Prof. Dr. Ersan Şen

Hangi Siyasi Partiler Erken Seçime Katılabilir?

7102 sayılı Seçimlerin Temel Hükümleri ve Seçmen Kütükleri Hakkında Kanun ile Bazı Kanunlarda Değişiklik Yapılmasına Dair Kanun 16.03.2018 tarihinde yürürlüğe girdi. Bu Kanun, 16 Nisan 2017 tarihli Anayasa değişikliğine ilişkin çıkarılması gereken “uyum yasaları” kapsamında da değerlendirilebilir. Anayasa m.67/7’ye göre; “Seçim kanunlarında yapılan değişiklikler, yürürlüğe girdiği tarihten itibaren bir yıl içinde yapılan seçimlere uygulanmaz”. Esas itibariyle 7102 sayılı Kanunla yapılan değişikliklerin 16.03.2019 tarihinden sonra yapılacak seçimlerde uygulanması mümkün olduğu halde, 16 Nisan 2017 tarihinde yapılan Anayasa değişikliği ile Anayasaya eklenen Geçici m.21’in (H) fıkrası bu engeli, yani seçim kanunlarında yapılan değişikliklerin bir yıl içerisinde yapılacak seçimlerde tatbiki yasağını bir defaya mahsus askıya almış ve 03.11.2019 tarihine kadar birlikte yapılacak milletvekilli ve Cumhurbaşkanlığı seçimlerinde uygulanmasını mümkün kılmıştır.
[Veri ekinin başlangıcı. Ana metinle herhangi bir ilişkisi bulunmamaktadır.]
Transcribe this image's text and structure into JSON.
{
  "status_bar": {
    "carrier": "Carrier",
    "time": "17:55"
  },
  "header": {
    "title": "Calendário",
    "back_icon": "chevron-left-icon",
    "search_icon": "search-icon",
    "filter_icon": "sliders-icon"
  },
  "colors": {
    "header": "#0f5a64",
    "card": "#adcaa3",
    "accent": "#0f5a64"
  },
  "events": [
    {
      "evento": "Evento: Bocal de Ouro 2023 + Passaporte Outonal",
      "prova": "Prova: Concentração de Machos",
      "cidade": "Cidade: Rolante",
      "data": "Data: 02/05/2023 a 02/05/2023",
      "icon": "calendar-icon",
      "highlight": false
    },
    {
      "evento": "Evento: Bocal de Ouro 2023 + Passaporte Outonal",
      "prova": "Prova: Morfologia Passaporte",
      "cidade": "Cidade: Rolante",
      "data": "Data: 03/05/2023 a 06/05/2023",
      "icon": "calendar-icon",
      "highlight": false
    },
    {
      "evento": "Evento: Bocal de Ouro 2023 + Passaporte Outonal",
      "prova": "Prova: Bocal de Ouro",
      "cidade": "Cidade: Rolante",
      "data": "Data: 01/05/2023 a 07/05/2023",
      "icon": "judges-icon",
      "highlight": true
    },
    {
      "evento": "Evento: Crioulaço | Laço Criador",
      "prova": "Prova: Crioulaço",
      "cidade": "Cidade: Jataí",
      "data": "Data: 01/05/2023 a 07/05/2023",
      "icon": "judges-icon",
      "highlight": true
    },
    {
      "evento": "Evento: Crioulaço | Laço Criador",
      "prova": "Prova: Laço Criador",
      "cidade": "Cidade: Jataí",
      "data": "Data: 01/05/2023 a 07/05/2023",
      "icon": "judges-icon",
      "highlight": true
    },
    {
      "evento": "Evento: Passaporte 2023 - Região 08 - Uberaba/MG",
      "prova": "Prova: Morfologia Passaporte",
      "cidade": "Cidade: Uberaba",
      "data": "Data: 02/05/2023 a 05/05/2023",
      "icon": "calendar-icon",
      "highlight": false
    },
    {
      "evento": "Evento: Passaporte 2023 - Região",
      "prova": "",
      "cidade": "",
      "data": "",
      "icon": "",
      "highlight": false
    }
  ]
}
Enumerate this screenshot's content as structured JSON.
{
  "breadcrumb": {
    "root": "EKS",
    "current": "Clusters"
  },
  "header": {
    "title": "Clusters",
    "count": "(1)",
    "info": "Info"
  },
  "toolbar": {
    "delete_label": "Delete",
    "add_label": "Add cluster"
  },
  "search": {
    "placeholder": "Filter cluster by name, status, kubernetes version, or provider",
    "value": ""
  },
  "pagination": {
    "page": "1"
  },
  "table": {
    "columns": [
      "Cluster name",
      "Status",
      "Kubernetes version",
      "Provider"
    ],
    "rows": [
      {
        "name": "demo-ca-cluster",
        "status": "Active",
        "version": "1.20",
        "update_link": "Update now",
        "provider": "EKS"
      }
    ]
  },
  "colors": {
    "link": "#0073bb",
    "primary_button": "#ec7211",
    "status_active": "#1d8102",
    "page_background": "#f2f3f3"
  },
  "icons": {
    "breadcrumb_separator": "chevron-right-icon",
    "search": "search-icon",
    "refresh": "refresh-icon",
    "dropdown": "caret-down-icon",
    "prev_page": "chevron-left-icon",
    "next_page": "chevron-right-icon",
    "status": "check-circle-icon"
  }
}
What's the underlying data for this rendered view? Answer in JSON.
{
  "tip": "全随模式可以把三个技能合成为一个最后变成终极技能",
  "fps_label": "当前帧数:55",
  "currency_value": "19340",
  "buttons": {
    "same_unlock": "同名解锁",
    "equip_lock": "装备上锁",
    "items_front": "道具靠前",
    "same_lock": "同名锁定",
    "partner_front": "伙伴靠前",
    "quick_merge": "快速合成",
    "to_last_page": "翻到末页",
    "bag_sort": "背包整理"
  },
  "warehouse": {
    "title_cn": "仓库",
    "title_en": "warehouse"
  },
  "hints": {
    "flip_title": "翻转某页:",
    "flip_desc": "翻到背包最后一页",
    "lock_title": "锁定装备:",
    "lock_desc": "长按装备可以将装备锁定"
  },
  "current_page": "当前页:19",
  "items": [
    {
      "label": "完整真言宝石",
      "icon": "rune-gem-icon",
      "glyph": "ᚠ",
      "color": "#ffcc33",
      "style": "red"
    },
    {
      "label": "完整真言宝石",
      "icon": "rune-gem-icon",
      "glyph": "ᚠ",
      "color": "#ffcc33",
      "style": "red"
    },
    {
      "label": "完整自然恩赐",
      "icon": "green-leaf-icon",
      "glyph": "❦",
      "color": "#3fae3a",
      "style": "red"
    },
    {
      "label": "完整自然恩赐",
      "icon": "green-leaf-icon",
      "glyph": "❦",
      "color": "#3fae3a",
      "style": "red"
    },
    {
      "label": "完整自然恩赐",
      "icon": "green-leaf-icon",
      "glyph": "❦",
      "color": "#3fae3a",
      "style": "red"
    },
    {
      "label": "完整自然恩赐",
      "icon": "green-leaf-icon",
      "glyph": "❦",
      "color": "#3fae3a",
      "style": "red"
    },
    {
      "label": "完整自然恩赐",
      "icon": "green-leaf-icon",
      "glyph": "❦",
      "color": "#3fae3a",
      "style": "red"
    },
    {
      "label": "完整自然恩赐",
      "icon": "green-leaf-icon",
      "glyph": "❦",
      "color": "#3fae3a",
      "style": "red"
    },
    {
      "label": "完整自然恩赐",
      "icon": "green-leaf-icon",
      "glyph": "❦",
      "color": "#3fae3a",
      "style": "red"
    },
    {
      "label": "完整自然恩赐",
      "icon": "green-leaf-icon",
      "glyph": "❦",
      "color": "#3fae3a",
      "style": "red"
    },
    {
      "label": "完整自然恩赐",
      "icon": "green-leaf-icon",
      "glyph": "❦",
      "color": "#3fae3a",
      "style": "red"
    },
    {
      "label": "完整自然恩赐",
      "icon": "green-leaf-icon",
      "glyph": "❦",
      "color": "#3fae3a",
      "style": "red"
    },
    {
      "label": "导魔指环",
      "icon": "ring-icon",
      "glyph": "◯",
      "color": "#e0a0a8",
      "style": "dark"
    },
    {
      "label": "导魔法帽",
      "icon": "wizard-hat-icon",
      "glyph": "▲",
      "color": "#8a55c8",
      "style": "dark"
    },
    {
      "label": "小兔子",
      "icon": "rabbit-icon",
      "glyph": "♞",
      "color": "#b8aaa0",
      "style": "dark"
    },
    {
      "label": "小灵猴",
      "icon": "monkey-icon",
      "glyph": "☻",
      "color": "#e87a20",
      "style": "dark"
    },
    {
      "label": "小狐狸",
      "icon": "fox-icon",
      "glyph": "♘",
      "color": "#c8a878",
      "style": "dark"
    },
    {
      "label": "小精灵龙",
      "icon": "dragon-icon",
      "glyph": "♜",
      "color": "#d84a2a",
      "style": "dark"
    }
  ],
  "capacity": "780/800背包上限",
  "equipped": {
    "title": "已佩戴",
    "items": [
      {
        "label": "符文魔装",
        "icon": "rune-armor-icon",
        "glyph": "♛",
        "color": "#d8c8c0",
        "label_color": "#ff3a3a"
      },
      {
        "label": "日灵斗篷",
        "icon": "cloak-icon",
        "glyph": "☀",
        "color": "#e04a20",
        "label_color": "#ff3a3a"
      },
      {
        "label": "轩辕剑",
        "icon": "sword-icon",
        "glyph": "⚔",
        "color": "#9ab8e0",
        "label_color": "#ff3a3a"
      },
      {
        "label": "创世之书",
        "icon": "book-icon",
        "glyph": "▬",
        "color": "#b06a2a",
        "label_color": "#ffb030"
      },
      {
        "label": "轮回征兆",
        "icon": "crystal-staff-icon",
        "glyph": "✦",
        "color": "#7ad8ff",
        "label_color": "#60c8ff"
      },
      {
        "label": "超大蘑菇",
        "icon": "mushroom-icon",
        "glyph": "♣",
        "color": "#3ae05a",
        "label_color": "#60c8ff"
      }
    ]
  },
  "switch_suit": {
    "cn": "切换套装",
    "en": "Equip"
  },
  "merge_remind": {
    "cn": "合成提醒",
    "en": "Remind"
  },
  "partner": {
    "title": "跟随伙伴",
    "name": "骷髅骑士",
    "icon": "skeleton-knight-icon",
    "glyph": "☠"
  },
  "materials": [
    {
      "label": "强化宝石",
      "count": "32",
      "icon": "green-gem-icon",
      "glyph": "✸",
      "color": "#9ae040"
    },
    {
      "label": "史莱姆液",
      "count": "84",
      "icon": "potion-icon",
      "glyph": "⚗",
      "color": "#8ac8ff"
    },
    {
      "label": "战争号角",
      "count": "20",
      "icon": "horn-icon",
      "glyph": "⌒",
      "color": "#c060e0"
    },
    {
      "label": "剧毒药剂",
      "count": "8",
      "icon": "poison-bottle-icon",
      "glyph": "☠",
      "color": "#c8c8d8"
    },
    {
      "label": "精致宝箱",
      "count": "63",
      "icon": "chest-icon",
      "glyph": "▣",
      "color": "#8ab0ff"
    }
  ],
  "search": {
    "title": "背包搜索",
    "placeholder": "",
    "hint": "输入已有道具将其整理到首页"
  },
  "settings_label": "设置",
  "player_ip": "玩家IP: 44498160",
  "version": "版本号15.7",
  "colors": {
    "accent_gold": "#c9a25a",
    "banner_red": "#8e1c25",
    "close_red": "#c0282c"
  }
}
Geçici m.21/H’ye göre; “Anayasanın 67 nci maddesinin son fıkrası hükmü, bu Kanunun yürürlüğe girdiği tarihten sonra birlikte yapılacak ilk milletvekili genel seçimi ile Cumhurbaşkanlığı seçimi bakımından uygulanmaz”.

“Uyum yasaları” adı altında milletvekili seçimleri ile ilgili gerekli değişiklikler yapılsa da, henüz Cumhurbaşkanlığı seçimi için ne şekilde aday gösterileceğine dair yasal değişikliğe gidilmediği ve bu konuda genel hükümler içeren Anayasa m.101’in de yeterli olmadığı tartışmasızdır. 16 Nisan 2017 tarihinde yapılan referandumla değiştirilen Anayasaya göre, gerekli yasal değişiklikler ve düzenlemeler yapılmadıkça, 03.11.2019 tarihine kadar birlikte yapılacak seçimin de bir anlamı olmayacaktır. Bu nedenle Türkiye Büyük Millet Meclisi, Anayasa Geçici m.21/B’nin gecikmiş gereğini bir an önce yerine getirmelidir.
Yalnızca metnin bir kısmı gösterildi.